Some of our National Guard troops recently returned from tours of duty in Iraq and Afghanistan. They belong here.
"War is a racket," said Marine Corps General Smedley Butler in an anthology of that name published after World War I. Having been there, he wrote on the subject with insight. Dwight Eisenhower, who ended the Korean War, said in a kind of farewell speech after eight years as president, "Beware of the military-Industrial complex."
But we are fed propaganda and lies. We are told we are involved in a noble effort, while all the time control of oil in Iraq and a new oil pipeline through Afghanistan are the genuine glistening motivators - unconscious perhaps. If not, why are there so many war profiteers?
I mourn the loss of American soldiers. I mourn equally the loss of people in Iraq and Afghanistan.
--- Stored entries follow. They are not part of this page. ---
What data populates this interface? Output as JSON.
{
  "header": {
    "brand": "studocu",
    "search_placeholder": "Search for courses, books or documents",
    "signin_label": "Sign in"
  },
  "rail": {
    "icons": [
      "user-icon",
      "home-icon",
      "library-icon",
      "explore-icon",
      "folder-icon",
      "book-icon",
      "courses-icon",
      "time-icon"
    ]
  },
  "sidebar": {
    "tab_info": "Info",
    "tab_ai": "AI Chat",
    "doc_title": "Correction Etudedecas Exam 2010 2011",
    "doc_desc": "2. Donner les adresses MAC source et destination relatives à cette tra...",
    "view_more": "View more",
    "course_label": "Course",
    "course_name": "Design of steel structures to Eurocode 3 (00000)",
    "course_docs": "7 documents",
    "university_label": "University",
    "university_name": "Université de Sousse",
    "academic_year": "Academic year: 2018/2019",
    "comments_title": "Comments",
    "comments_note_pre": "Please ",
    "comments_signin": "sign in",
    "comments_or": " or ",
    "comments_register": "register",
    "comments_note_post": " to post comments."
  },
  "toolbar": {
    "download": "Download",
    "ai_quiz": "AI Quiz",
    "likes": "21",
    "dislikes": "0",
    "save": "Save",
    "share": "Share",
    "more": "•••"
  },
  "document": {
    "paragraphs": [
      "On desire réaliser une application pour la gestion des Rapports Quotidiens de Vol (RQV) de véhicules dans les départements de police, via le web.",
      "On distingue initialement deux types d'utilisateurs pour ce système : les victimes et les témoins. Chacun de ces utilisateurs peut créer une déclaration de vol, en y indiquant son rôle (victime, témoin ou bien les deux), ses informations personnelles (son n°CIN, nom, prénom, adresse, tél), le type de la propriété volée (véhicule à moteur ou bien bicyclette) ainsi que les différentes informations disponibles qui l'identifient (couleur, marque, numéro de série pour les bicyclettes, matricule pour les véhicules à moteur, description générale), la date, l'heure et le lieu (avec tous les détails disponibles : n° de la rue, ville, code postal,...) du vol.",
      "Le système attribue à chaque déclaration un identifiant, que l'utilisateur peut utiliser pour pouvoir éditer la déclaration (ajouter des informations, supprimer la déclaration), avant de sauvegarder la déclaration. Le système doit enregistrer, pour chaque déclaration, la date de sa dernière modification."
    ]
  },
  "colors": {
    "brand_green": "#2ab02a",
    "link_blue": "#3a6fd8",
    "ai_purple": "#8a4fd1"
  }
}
We tend not to harp on the vast civilian casualties and displacements, by a kind of tacit media conspiracy of silence. We go out with our troops as reporters, and fail to say much about the "collateral damage" (what a euphemism!) as the corpses of the innocent are called.
We need less stress on military academies and something like a Peace Corps Academy to do things like have graduates build schools for boys and girls in Afghanistan, and otherwise transform the world into a place where it is easier for people to be good and equal.
Some would add that war is not even good business compared with spending on health and education, and in the long run we have to choose between guns and butter. There are limited resources on this planet. From whom and what will they do?